Thrombin-induced tyrosine phosphorylation of HS1 in human platelets is sequentially catalyzed by Syk and Lyn tyrosine kinases and associated with the cellular migration of the protein.

Thrombin stimulation of platelets triggers Tyr phosphorylation of several signaling proteins, most of which remain unidentified. In this study, we demonstrate for the first time that hematopoietic lineage cell-specific protein 1 (HS1) undergoes a transient Tyr phosphorylation in human platelets stimulated with thrombin. The protein is synergistically phosphorylated by Syk and Lyn tyrosine kinases according to a sequential phosphorylation mechanism. By means of specific inhibitors (PP2, SU6656, and piceatannol) and phosphopeptide-specific antibodies, as well as by coimmunoprecipitation and binding competition experiments, we show that Syk acts as the primary kinase that phosphorylates HS1 at Tyr397 and that Syk phosphorylation is required for HS1 interaction with the Lyn SH2 domain. Upon docking to Syk-phosphorylated HS1, Lyn catalyzes the secondary phosphorylation of the protein at Tyr222. Once the secondary Tyr phosphorylation of HS1 is accomplished the protein dissociates from Lyn and undergoes a dephosphorylation process.

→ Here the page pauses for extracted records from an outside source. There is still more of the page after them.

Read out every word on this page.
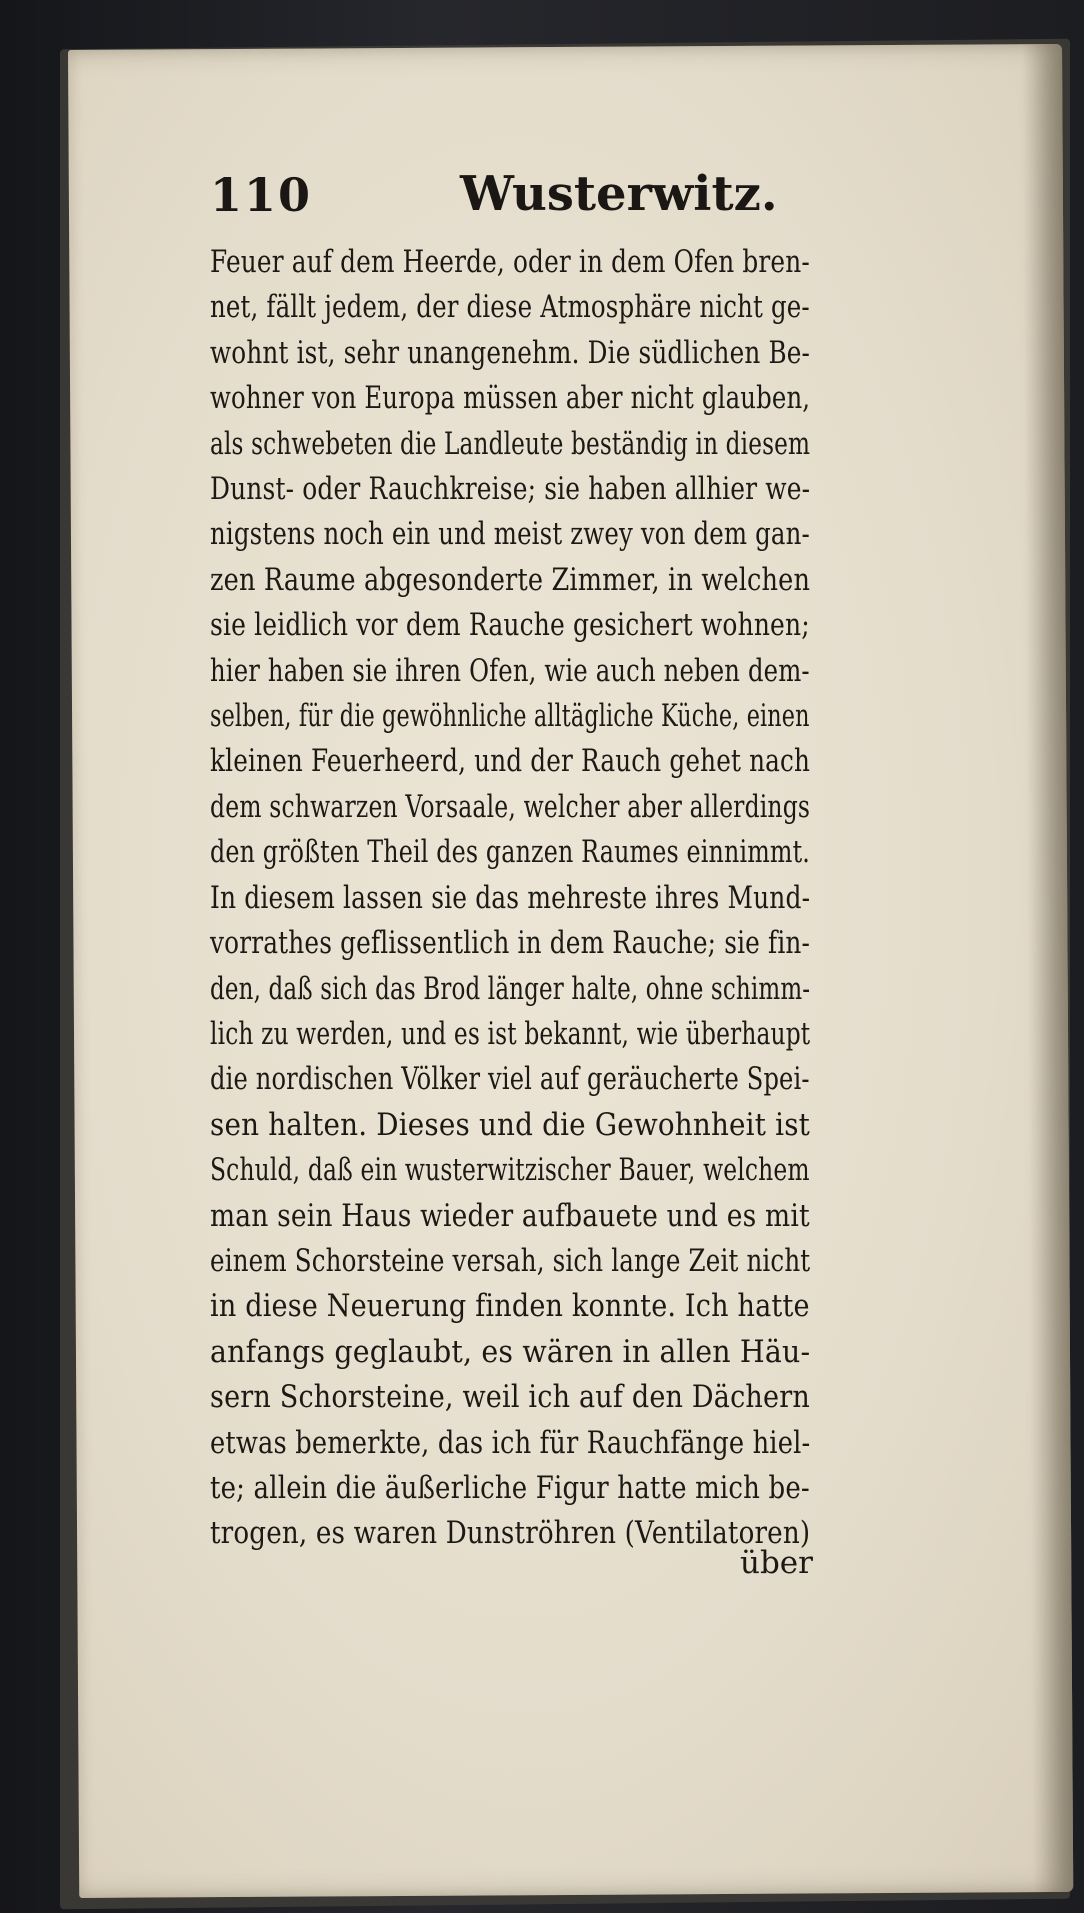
110	Wusterwitz.
Feuer auf dem Heerde, oder in dem Ofen bren-
net, fällt jedem, der diese Atmosphäre nicht ge-
wohnt ist, sehr unangenehm. Die südlichen Be-
wohner von Europa müssen aber nicht glauben,
als schwebeten die Landleute beständig in diesem
Dunst- oder Rauchkreise; sie haben allhier we-
nigstens noch ein und meist zwey von dem gan-
zen Raume abgesonderte Zimmer, in welchen
sie leidlich vor dem Rauche gesichert wohnen;
hier haben sie ihren Ofen, wie auch neben dem-
selben, für die gewöhnliche alltägliche Küche, einen
kleinen Feuerheerd, und der Rauch gehet nach
dem schwarzen Vorsaale, welcher aber allerdings
den größten Theil des ganzen Raumes einnimmt.
In diesem lassen sie das mehreste ihres Mund-
vorrathes geflissentlich in dem Rauche; sie fin-
den, daß sich das Brod länger halte, ohne schimm-
lich zu werden, und es ist bekannt, wie überhaupt
die nordischen Völker viel auf geräucherte Spei-
sen halten. Dieses und die Gewohnheit ist
Schuld, daß ein wusterwitzischer Bauer, welchem
man sein Haus wieder aufbauete und es mit
einem Schorsteine versah, sich lange Zeit nicht
in diese Neuerung finden konnte. Ich hatte
anfangs geglaubt, es wären in allen Häu-
sern Schorsteine, weil ich auf den Dächern
etwas bemerkte, das ich für Rauchfänge hiel-
te; allein die äußerliche Figur hatte mich be-
trogen, es waren Dunströhren (Ventilatoren)
über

HS1 Tyr phosphorylation does not occur when thrombin-induced actin assembly is inhibited by cytochalasin D even under conditions in which Syk and Lyn are still active. Immunofluorescence microscopic analysis shows that the agonist promotes HS1 migration to the plasma membrane and that the inhibition of Lyn-mediated secondary phosphorylation of HS1 abrogates the subcellular translocation of the protein. All together these results indicate that HS1 Tyr phosphorylation catalyzed by Syk and Lyn plays a crucial role in the translocation of the protein to the membrane and is involved in the cytoskeleton rearrangement triggered by thrombin in human platelets.